Janet Yellen, secrétaire d’Etat américaine, a ainsi salué l’accord signé à Londres comme un « engagement significatif et sans précédent ». Selon elle, cette décision de régulation devrait mettre un terme à la course vers le bas en matière de taxation mondiale. En échange, l’accord prévoit la fin des taxes nationales sur les services numériques — actuellement instaurées dans plusieurs pays européens. Une satisfaction pour les Etats-Unis, qui estiment que de tels dispositifs législatifs pénalisent injustement ses champions nationaux de la tech. Mais tout le monde ne partage pas ce sentiment… Le Londres de la finance post-Brexit en tête.

…sur fond de discorde fiscale ?

Marcher au pas de l’oie derrière les Etats-Unis ? Non merci, répond Rishi Sunak, Chancelier de l’Echiquier du Royaume-Uni. Le ministre britannique milite déjà en coulisse pour « une exemption des services financiers » de la réforme fiscale. Objectif, protéger les banques internationales qui ont installé leur siège social à Londres. Depuis sa sortie de l’Union européenne (UE) le 31 décembre dernier, le pays veille jalousement sur ce fleuron de son économie… tandis que Bruxelles doit encore décider du degré d’accès direct qu’elle accordera à la Grande-Bretagne dans le domaine des services financiers — un sujet non couvert par l’accord du Brexit.

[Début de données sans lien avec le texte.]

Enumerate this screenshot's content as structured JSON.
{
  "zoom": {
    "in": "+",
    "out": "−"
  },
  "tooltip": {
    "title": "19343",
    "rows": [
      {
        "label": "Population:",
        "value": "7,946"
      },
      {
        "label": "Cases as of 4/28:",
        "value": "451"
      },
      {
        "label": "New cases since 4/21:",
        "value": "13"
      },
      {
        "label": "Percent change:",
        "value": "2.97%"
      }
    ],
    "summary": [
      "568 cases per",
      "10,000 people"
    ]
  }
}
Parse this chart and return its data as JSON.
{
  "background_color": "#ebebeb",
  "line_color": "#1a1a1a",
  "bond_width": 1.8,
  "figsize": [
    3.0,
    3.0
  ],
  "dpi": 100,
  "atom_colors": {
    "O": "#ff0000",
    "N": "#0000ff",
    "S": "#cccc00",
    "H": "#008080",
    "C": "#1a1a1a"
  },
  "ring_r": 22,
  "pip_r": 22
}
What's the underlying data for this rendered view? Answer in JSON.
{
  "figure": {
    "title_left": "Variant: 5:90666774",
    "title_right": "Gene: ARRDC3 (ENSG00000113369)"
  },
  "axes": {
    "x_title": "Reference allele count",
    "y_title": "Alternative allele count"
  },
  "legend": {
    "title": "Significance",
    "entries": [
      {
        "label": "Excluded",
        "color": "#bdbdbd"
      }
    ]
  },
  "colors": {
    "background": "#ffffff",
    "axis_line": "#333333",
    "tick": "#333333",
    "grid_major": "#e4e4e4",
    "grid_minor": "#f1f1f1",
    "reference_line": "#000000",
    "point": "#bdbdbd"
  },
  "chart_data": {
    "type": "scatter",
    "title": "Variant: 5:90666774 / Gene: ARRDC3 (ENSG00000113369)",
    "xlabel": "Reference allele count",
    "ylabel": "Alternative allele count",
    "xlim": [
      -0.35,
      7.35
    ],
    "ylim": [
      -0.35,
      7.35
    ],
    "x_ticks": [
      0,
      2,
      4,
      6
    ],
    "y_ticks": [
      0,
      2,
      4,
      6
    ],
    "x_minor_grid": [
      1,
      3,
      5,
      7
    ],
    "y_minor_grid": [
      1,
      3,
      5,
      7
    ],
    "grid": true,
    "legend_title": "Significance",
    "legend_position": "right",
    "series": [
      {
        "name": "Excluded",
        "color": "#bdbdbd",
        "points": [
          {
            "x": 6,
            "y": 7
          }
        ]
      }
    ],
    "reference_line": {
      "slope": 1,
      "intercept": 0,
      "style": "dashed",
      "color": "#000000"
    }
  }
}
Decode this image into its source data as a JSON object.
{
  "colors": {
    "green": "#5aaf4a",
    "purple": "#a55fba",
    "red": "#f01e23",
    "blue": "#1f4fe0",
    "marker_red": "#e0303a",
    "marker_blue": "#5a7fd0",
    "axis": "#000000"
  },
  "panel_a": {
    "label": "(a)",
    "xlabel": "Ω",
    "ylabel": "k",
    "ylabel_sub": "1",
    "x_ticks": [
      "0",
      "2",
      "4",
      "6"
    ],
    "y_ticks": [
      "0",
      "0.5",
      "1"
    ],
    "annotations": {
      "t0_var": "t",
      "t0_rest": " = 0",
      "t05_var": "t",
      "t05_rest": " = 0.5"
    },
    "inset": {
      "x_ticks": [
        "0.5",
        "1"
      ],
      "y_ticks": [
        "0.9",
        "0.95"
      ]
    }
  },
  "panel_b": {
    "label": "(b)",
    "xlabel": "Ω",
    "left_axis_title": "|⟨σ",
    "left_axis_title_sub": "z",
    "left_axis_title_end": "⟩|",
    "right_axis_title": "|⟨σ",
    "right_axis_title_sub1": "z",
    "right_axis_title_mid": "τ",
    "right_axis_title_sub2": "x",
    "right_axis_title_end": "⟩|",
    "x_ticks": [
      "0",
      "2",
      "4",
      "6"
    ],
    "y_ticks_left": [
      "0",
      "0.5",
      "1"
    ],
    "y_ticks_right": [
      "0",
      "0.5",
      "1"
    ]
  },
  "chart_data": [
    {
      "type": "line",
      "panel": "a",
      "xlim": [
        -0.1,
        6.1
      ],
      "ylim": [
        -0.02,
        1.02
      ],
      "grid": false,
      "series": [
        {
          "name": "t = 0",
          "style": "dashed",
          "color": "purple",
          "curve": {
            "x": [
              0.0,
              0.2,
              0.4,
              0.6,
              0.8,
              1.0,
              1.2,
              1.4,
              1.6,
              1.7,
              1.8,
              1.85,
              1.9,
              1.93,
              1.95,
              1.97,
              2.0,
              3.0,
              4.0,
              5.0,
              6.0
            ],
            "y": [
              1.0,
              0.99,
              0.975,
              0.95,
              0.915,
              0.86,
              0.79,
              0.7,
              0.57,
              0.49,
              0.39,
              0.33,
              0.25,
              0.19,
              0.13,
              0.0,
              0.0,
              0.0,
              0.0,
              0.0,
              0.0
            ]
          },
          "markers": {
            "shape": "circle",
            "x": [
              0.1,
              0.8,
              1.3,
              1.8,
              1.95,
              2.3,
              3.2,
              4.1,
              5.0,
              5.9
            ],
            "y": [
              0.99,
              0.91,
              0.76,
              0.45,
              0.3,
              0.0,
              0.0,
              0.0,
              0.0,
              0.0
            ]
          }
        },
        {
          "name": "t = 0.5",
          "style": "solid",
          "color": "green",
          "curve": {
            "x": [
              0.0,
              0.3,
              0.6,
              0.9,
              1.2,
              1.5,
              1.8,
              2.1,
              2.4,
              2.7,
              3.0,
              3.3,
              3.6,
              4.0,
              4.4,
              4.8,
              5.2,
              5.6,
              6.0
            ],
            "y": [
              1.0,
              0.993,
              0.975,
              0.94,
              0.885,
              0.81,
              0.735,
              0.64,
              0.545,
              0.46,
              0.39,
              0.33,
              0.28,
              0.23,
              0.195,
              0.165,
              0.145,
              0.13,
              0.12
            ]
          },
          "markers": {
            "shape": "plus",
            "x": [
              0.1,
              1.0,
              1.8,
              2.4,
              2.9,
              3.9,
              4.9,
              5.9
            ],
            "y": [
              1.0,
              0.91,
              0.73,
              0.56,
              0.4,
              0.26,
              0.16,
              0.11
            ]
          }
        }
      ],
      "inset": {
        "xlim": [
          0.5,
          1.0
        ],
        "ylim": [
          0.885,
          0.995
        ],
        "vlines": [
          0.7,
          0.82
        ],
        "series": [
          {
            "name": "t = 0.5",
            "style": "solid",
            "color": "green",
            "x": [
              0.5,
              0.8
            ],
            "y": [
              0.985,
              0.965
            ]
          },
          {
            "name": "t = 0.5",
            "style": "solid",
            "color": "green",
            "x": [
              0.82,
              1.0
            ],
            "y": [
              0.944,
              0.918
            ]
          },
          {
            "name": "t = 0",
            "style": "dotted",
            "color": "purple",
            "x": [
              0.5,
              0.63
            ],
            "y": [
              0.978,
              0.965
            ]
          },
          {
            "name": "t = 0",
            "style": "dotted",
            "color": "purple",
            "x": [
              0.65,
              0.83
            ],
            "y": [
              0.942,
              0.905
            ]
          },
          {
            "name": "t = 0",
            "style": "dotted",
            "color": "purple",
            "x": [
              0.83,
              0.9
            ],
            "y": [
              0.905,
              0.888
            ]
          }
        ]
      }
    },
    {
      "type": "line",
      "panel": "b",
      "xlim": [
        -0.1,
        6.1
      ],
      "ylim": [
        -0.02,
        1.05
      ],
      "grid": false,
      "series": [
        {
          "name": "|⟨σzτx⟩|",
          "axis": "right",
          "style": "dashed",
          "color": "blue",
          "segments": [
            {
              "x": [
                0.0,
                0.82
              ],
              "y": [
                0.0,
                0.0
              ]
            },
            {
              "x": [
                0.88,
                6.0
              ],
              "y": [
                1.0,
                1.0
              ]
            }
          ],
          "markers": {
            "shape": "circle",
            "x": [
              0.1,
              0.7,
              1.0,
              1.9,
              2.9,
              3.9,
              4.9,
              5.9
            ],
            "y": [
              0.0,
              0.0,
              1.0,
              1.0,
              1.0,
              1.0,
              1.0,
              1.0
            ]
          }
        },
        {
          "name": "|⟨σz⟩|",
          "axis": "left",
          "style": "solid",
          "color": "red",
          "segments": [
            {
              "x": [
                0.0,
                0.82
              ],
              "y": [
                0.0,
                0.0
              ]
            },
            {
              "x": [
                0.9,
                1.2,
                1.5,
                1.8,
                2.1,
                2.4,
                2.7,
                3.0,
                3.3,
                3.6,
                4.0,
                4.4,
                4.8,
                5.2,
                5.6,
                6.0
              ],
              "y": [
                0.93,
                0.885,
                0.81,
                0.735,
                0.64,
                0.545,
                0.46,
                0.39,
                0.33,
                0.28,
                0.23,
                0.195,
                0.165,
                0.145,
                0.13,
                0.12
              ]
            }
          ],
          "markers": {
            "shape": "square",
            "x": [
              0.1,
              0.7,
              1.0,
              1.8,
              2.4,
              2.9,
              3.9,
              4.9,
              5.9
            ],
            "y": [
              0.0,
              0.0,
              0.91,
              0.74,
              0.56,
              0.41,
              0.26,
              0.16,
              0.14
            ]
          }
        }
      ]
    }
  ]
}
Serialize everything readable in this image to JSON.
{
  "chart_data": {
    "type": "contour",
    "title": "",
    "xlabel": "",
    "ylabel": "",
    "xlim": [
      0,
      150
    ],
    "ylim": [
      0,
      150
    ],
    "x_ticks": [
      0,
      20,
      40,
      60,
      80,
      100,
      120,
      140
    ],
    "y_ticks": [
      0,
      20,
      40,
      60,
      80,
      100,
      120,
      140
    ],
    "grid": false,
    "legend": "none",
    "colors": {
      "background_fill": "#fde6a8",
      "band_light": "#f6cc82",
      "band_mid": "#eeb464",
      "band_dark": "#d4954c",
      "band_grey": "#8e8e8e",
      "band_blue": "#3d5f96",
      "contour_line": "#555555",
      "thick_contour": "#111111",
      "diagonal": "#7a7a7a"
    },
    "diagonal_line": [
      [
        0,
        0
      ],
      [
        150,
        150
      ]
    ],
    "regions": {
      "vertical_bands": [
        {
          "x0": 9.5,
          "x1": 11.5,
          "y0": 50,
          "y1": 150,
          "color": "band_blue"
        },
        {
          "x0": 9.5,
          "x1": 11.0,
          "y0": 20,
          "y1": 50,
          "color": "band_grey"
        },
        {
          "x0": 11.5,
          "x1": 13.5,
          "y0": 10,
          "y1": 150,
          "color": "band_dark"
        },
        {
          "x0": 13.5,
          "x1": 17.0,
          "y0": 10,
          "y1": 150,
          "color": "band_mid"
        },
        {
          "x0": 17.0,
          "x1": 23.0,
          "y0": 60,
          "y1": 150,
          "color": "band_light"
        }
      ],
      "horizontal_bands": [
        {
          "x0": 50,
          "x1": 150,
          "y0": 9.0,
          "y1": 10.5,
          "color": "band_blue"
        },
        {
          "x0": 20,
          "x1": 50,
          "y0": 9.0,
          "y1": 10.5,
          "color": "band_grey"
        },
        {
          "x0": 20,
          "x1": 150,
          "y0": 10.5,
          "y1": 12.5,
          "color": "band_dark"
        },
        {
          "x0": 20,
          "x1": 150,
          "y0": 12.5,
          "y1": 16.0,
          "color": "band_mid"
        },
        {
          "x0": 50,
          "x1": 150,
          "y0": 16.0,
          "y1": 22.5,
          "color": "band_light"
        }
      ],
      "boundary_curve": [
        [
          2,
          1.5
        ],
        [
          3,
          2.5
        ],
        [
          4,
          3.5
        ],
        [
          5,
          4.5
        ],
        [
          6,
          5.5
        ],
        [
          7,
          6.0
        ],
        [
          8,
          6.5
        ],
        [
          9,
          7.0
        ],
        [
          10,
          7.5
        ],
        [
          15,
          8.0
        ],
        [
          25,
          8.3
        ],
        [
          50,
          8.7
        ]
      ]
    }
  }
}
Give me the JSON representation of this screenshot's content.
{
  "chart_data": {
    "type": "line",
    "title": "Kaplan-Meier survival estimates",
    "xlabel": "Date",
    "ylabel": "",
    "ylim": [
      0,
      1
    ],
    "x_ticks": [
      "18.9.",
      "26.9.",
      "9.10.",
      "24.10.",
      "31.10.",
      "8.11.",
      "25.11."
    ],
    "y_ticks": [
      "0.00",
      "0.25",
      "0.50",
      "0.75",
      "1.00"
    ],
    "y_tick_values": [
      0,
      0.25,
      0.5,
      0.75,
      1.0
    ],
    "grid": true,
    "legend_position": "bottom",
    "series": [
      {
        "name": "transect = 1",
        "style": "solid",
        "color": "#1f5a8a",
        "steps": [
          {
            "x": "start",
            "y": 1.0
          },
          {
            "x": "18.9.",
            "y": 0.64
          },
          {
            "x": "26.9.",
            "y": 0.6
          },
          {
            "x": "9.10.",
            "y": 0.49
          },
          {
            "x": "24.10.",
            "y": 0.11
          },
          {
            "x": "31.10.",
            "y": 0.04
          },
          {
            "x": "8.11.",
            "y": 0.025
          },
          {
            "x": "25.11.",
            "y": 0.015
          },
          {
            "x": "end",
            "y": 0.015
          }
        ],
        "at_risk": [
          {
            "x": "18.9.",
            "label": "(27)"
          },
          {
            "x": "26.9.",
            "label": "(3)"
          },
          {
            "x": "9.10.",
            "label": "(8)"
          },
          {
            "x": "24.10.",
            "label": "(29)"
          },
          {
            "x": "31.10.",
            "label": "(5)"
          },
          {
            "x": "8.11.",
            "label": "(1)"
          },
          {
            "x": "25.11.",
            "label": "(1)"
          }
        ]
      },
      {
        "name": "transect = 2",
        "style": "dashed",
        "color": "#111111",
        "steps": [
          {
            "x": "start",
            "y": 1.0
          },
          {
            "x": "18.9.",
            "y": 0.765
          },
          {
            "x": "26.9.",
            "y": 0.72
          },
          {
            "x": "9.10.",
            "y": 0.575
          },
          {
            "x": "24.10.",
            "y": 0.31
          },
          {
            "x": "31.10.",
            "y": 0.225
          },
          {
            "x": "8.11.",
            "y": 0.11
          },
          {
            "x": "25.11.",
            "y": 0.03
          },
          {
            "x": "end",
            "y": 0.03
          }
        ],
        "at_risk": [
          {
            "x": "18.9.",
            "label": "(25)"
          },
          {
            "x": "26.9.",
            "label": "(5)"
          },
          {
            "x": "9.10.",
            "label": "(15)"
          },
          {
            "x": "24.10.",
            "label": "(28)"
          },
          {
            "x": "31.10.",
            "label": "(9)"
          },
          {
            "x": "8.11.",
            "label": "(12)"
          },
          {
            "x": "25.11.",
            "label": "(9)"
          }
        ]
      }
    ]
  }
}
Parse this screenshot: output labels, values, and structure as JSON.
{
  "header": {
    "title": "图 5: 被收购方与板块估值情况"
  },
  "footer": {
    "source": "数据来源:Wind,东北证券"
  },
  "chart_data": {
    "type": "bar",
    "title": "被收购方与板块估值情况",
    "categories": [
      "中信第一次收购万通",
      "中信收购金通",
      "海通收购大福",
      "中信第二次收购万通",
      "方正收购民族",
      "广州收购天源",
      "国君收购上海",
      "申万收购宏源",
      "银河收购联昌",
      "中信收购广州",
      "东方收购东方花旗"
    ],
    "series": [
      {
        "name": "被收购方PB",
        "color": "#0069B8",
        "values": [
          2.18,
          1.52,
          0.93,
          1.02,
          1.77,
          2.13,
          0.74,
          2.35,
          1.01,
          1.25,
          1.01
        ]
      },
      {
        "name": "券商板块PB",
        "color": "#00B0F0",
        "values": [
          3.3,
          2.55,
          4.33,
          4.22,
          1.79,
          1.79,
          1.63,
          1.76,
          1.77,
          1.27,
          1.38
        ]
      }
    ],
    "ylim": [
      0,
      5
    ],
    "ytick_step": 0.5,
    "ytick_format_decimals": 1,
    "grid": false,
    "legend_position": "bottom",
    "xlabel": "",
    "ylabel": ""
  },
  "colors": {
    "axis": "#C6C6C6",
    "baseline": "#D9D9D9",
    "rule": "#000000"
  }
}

Le « pilier 1 » de l’accord conclu entre les pays du G7 permet de taxer à 20 % les multinationales qui réalisent une marge supérieure à 10 % — en fonction du lieu où elles mènent leur activité, et non de leur implantation physique. Londres voudrait nuancer ce pilier sur le modèle des travaux de l’OCDE publiés en octobre dernier. A l’époque, 140 pays dont des économies émergentes proposaient déjà une exclusion pour les services financiers — y compris les activités d’assurances — qui s’adressent aux professionnels. La décision du G7 doit encore être validée par le G20 — qui compte plusieurs économies émergentes. Rendez-vous le mois prochain, à Venise.